Last summer the women worked side by side using only salvaged materials to produce festive adornments that fitted their style, which resulted in an impressive collection of bangles, head-pieces and brooches in a range of flamboyant colours. Now Cambridge-based 30-yearold jewellery maker Laura has embarked on her six-week project with a group of Traveller women in North London with the help of the Brent Irish Advisory Service.
“I wanted to see if artists were able to work with community groups in a way that would be beneficial to the groups and the artist themselves,” she said. “BIAS was very keen to set up a coffee morning for Irish Traveller women to share experiences and gain independence. When I approached them with my project idea they liked it and the women themselves, when they heard about the project, were keen to show a wider audience that Irish Traveller life was not like Big Fat Gypsy Weddings. They wanted to show they were educated, trying to improve their lives and not ignorant.” She added: “They did that and more, but what struck me the most was how the women that turned up were so willing to help with the project. They were so loyal to it and determined to make me feel at home and make sure the project was a success. They truly proved what they set out to prove, that everyone is an individual and you can’t judge a person by the group they are in.”

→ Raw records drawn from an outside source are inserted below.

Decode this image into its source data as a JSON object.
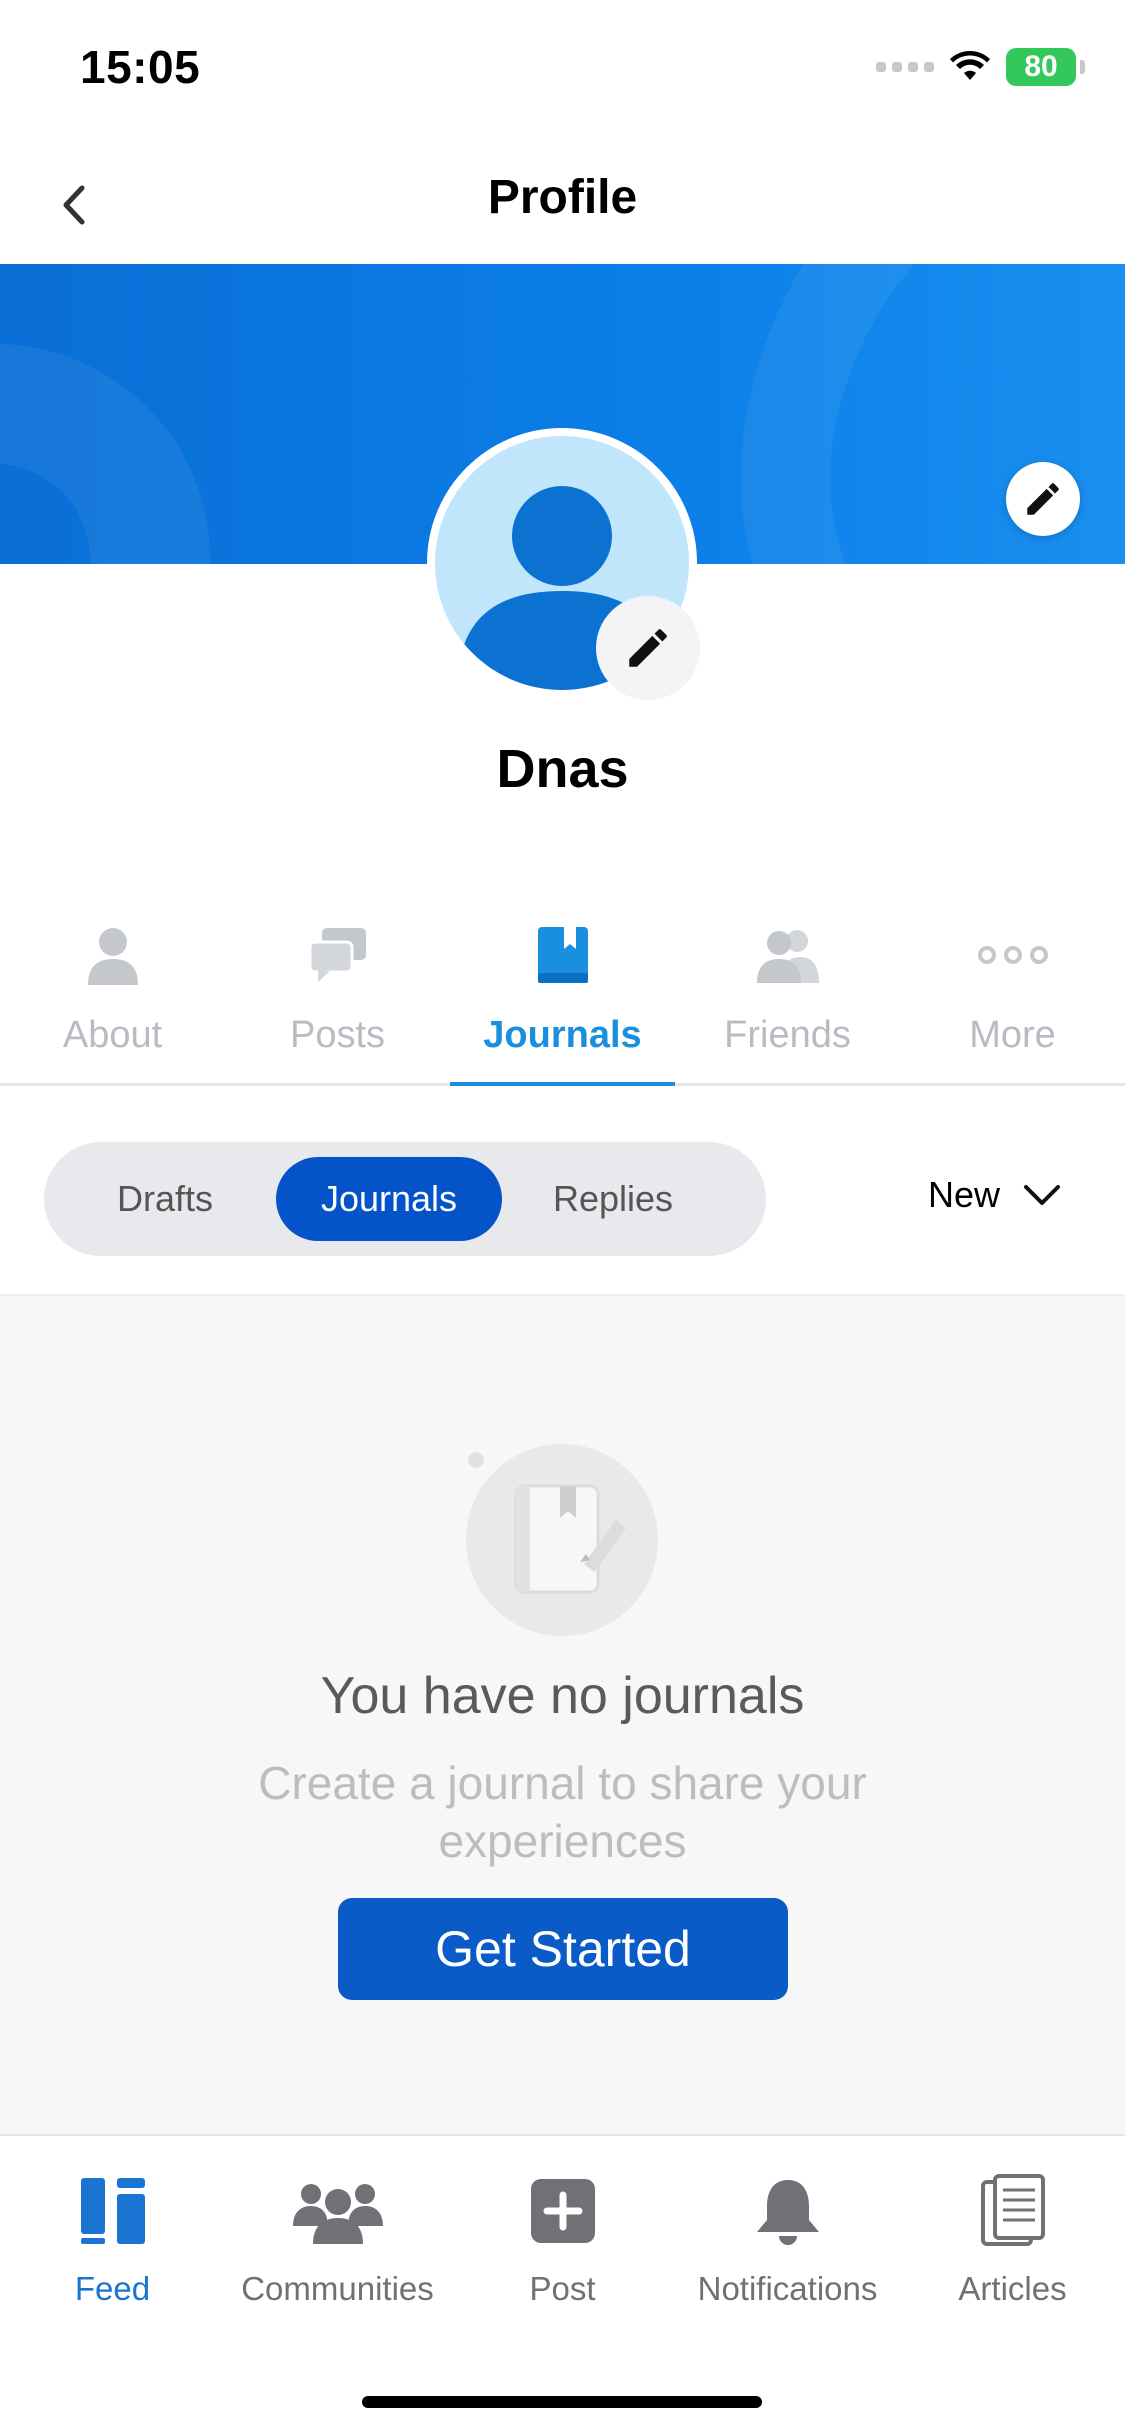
{
  "status_bar": {
    "time": "15:05",
    "battery": "80"
  },
  "nav": {
    "title": "Profile"
  },
  "profile": {
    "name": "Dnas"
  },
  "tabs": [
    {
      "label": "About",
      "icon": "person-icon",
      "active": false
    },
    {
      "label": "Posts",
      "icon": "chat-bubbles-icon",
      "active": false
    },
    {
      "label": "Journals",
      "icon": "book-icon",
      "active": true
    },
    {
      "label": "Friends",
      "icon": "friends-icon",
      "active": false
    },
    {
      "label": "More",
      "icon": "more-dots-icon",
      "active": false
    }
  ],
  "segments": {
    "drafts": "Drafts",
    "journals": "Journals",
    "replies": "Replies",
    "selected": "Journals"
  },
  "sort": {
    "label": "New"
  },
  "empty_state": {
    "title": "You have no journals",
    "subtitle": "Create a  journal to share your experiences",
    "button": "Get Started"
  },
  "bottom_nav": [
    {
      "label": "Feed",
      "icon": "feed-icon",
      "active": true
    },
    {
      "label": "Communities",
      "icon": "communities-icon",
      "active": false
    },
    {
      "label": "Post",
      "icon": "add-post-icon",
      "active": false
    },
    {
      "label": "Notifications",
      "icon": "bell-icon",
      "active": false
    },
    {
      "label": "Articles",
      "icon": "articles-icon",
      "active": false
    }
  ],
  "colors": {
    "primary": "#0553c8",
    "accent": "#1a8fe0",
    "banner": "#0b7fe8"
  }
}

The project formed the final thesis for the artist’s MA in Jewellry Design at the London Metropolitan University last September. This week the culmination of her course and the unique Travellers project is revealed in an exquisitely detailed book entitled This is Me, launched at the Irish Embassy in London on Tuesday.

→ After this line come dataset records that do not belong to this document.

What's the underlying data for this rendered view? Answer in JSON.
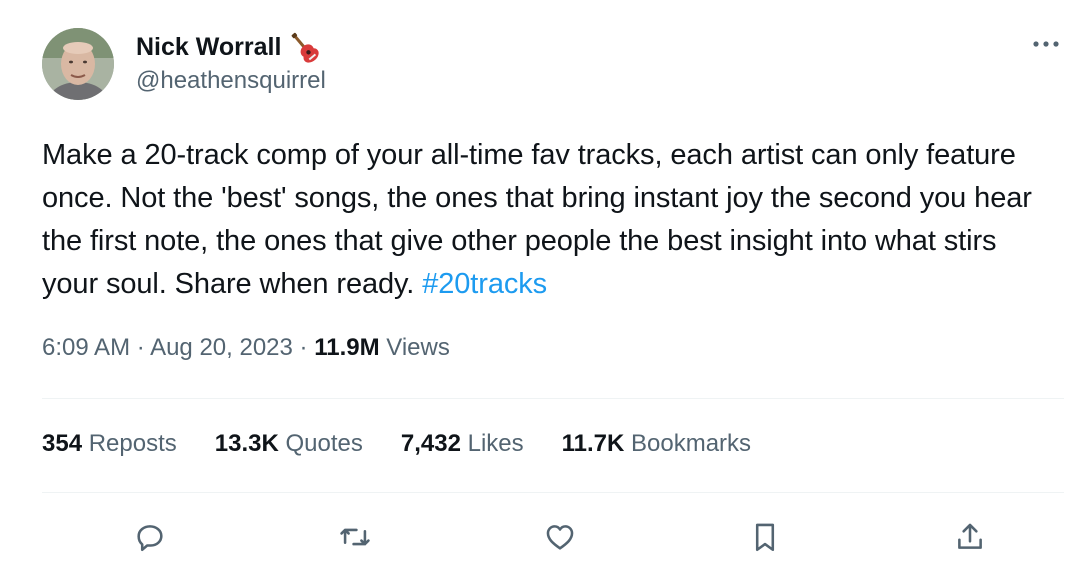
{
  "author": {
    "name": "Nick Worrall",
    "handle": "@heathensquirrel",
    "emoji_icon": "guitar-icon"
  },
  "tweet": {
    "text": "Make a 20-track comp of your all-time fav tracks, each artist can only feature once. Not the 'best' songs, the ones that bring instant joy the second you hear the first note, the ones that give other people the best insight into what stirs your soul. Share when ready. ",
    "hashtag": "#20tracks"
  },
  "meta": {
    "time": "6:09 AM",
    "separator": " · ",
    "date": "Aug 20, 2023",
    "views_count": "11.9M",
    "views_label": " Views"
  },
  "stats": {
    "reposts": {
      "count": "354",
      "label": " Reposts"
    },
    "quotes": {
      "count": "13.3K",
      "label": " Quotes"
    },
    "likes": {
      "count": "7,432",
      "label": " Likes"
    },
    "bookmarks": {
      "count": "11.7K",
      "label": " Bookmarks"
    }
  },
  "colors": {
    "accent": "#1d9bf0",
    "secondary_text": "#536471",
    "primary_text": "#0f1419"
  }
}
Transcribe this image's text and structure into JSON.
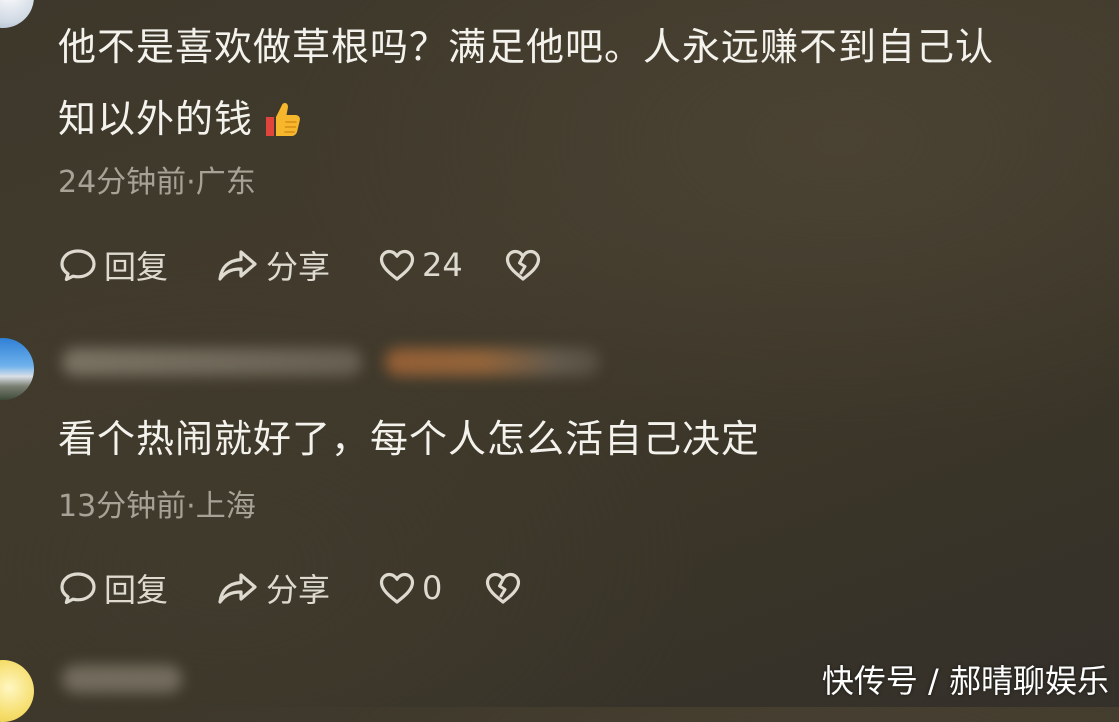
{
  "comments": [
    {
      "text_line1": "他不是喜欢做草根吗？满足他吧。人永远赚不到自己认",
      "text_line2": "知以外的钱",
      "emoji": "thumbs-up",
      "meta": "24分钟前·广东",
      "reply_label": "回复",
      "share_label": "分享",
      "like_count": "24"
    },
    {
      "text_line1": "看个热闹就好了，每个人怎么活自己决定",
      "meta": "13分钟前·上海",
      "reply_label": "回复",
      "share_label": "分享",
      "like_count": "0"
    }
  ],
  "icons": {
    "reply": "reply-bubble-icon",
    "share": "share-arrow-icon",
    "like": "heart-icon",
    "dislike": "broken-heart-icon",
    "emoji": "thumbs-up-icon"
  },
  "colors": {
    "background": "#3d382b",
    "primary_text": "#f4f2ec",
    "secondary_text": "#a7a296",
    "action_text": "#dedad0"
  },
  "watermark": "快传号 / 郝晴聊娱乐"
}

“The book explains how I went about this as an artist and where I stepped back to let the women decide what things they would do within it,” Laura explained. “A lot of community projects are focused on end results but this was about each person learning from the other and having new experiences and that was achieved on all levels. I learnt as much from the group and BIAS as they all learnt from each other and all of this fuelled the work and fed into it.” She added: “It even inspired a new collection of my work based on my experiences in the project.